Comme le rapporte Ouest France, l’enquête concernant la mort de l’ancien ministre Robert Boulin, survenue en octobre 1979, vient d’être confiée au pôle des cold cases de Nanterre. Cette décision répond à une demande expresse de la famille de l’homme politique, qui continue de questionner les circonstances de son décès.

Ce qu'il faut retenir

  • L’enquête sur la mort de Robert Boulin, ancien ministre, est transférée au pôle des cold cases de Nanterre en avril 2026.
  • Cette réouverture fait suite à une première enquête rouverte en 2015, sans conclusion définitive.
  • La famille de l’ancien ministre avait sollicité ce nouveau transfert pour faire avancer les investigations.
  • Le décès de Robert Boulin, survenu en octobre 1979, reste entouré de zones d’ombre.

Une affaire relancée après plus de quatre décennies

L’ancien ministre gaulliste Robert Boulin, figure politique majeure des années 1970, a été retrouvé mort dans une forêt des Yvelines le 30 octobre 1979. Officiellement, les autorités avaient conclu à un suicide, une thèse contestée par une partie de sa famille et de ses proches. Depuis, les zones d’ombre persistent, alimentant les interrogations sur les causes réelles de sa disparition.

En 2015, sous la pression de ses héritiers et après la découverte de nouveaux éléments, l’enquête avait été rouverte par le parquet de Versailles. Cependant, malgré ces avancées, aucun élément probant n’avait permis de trancher définitivement entre suicide et homicide. Le transfert de l’affaire au pôle des cold cases de Nanterre marque une nouvelle étape dans cette quête de vérité.

La famille Boulin à l’origine de cette transmission

C’est à la demande expresse de la famille Boulin que cette enquête a été confiée à Nanterre. « Nous avons toujours souhaité que la lumière soit faite sur les circonstances de la mort de Robert Boulin », a déclaré l’un de ses avocats, comme le rappelle Ouest France. Depuis des décennies, les proches de l’ancien ministre contestent la version officielle, évoquant des éléments troublants qui, selon eux, accréditeraient la thèse d’un assassinat.

Parmi les éléments cités par la famille figure notamment l’absence de trace d’arme à feu sur les lieux, ainsi que des incohérences dans le rapport d’autopsie. Ces éléments, combinés à des témoignages divergents, avaient déjà motivé la réouverture de l’enquête en 2015. Le pôle des cold cases, spécialisé dans le traitement des affaires non élucidées, pourrait apporter un regard neuf sur ces éléments.

Quelles suites pour cette nouvelle enquête ?

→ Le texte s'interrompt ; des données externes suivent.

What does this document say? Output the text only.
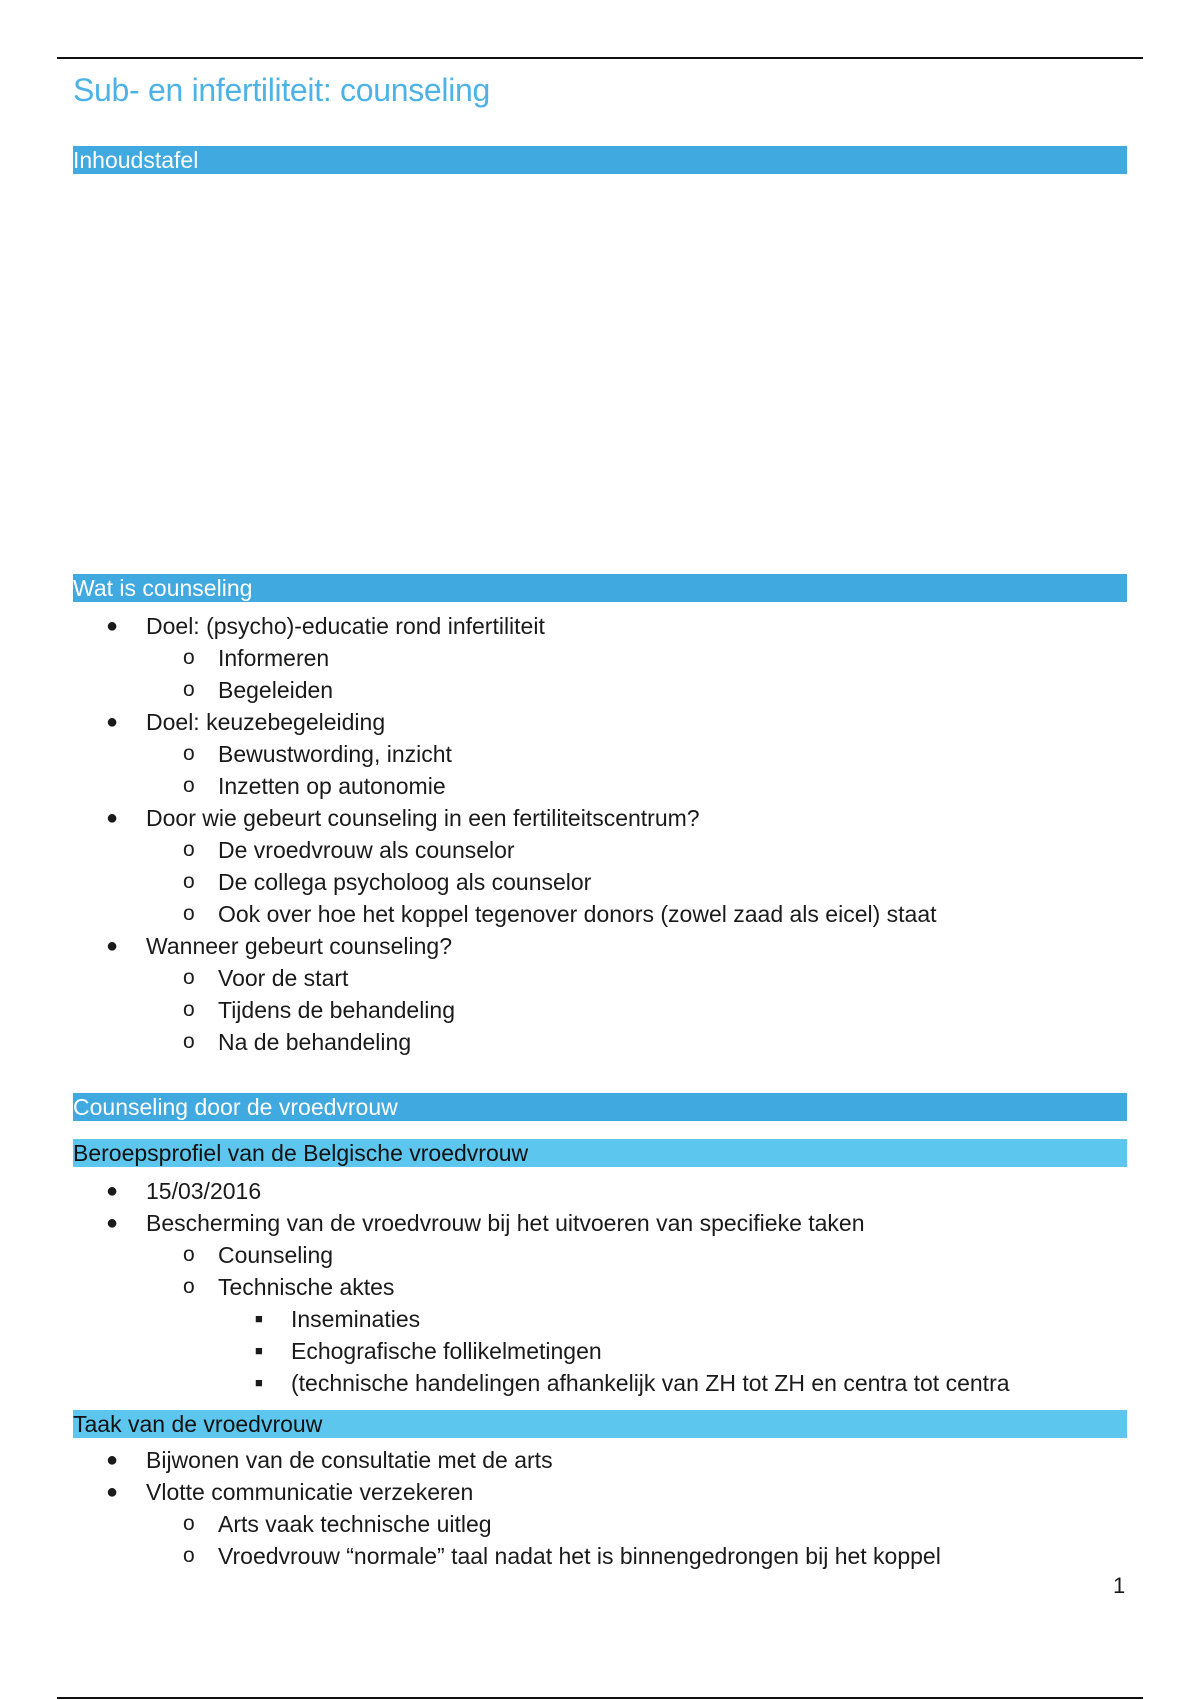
Sub- en infertiliteit: counseling
Inhoudstafel
Wat is counseling
● Doel: (psycho)-educatie rond infertiliteit
o Informeren
o Begeleiden
● Doel: keuzebegeleiding
o Bewustwording, inzicht
o Inzetten op autonomie
● Door wie gebeurt counseling in een fertiliteitscentrum?
o De vroedvrouw als counselor
o De collega psycholoog als counselor
o Ook over hoe het koppel tegenover donors (zowel zaad als eicel) staat
● Wanneer gebeurt counseling?
o Voor de start
o Tijdens de behandeling
o Na de behandeling
Counseling door de vroedvrouw
Beroepsprofiel van de Belgische vroedvrouw
● 15/03/2016
● Bescherming van de vroedvrouw bij het uitvoeren van specifieke taken
o Counseling
o Technische aktes
■ Inseminaties
■ Echografische follikelmetingen
■ (technische handelingen afhankelijk van ZH tot ZH en centra tot centra
Taak van de vroedvrouw
● Bijwonen van de consultatie met de arts
● Vlotte communicatie verzekeren
o Arts vaak technische uitleg
o Vroedvrouw “normale” taal nadat het is binnengedrongen bij het koppel
1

Le pôle des cold cases de Nanterre, dirigé par le procureur de la République, dispose désormais de tous les dossiers et éléments accumulés depuis 1979. Les enquêteurs devront examiner les pièces à conviction, réentendre les témoins et analyser les expertises réalisées au fil des années. Une tâche complexe, tant les pistes possibles sont nombreuses et les éléments fragiles.

Si des progrès techniques ou scientifiques peuvent encore être réalisés, comme des analyses ADN ou des relectures d’anciens rapports, les attentes restent mesurées. Les cold cases sont, par définition, des affaires difficiles, où les pistes s’effritent avec le temps. Pourtant, l’implication de la famille Boulin et l’intérêt médiatique constant pourraient donner une nouvelle dynamique à cette enquête.

Et maintenant ?

Le pôle des cold cases de Nanterre devrait prendre contact avec la famille Boulin dans les prochaines semaines pour organiser les modalités de la reprise des investigations. Une première réunion pourrait avoir lieu d’ici la fin du mois d’avril 2026, afin de définir les priorités et les axes de travail. Les proches de l’ancien ministre, qui réclament une reconnaissance officielle de l’homicide, attendent des avancées concrètes, sans pour autant nourrir d’illusions excessives sur la rapidité des résultats.

Pour l’heure, ni le parquet de Nanterre ni la famille Boulin n’ont communiqué sur d’éventuelles annonces à court terme. Une chose est sûre : cette affaire, qui a marqué l’histoire politique française, n’a pas fini de faire parler d’elle.

Ce transfert a été décidé à la demande de la famille Boulin, qui souhaite une réouverture complète de l’enquête. Le pôle des cold cases de Nanterre, spécialisé dans les affaires non résolues, a été jugé plus à même de faire avancer les investigations.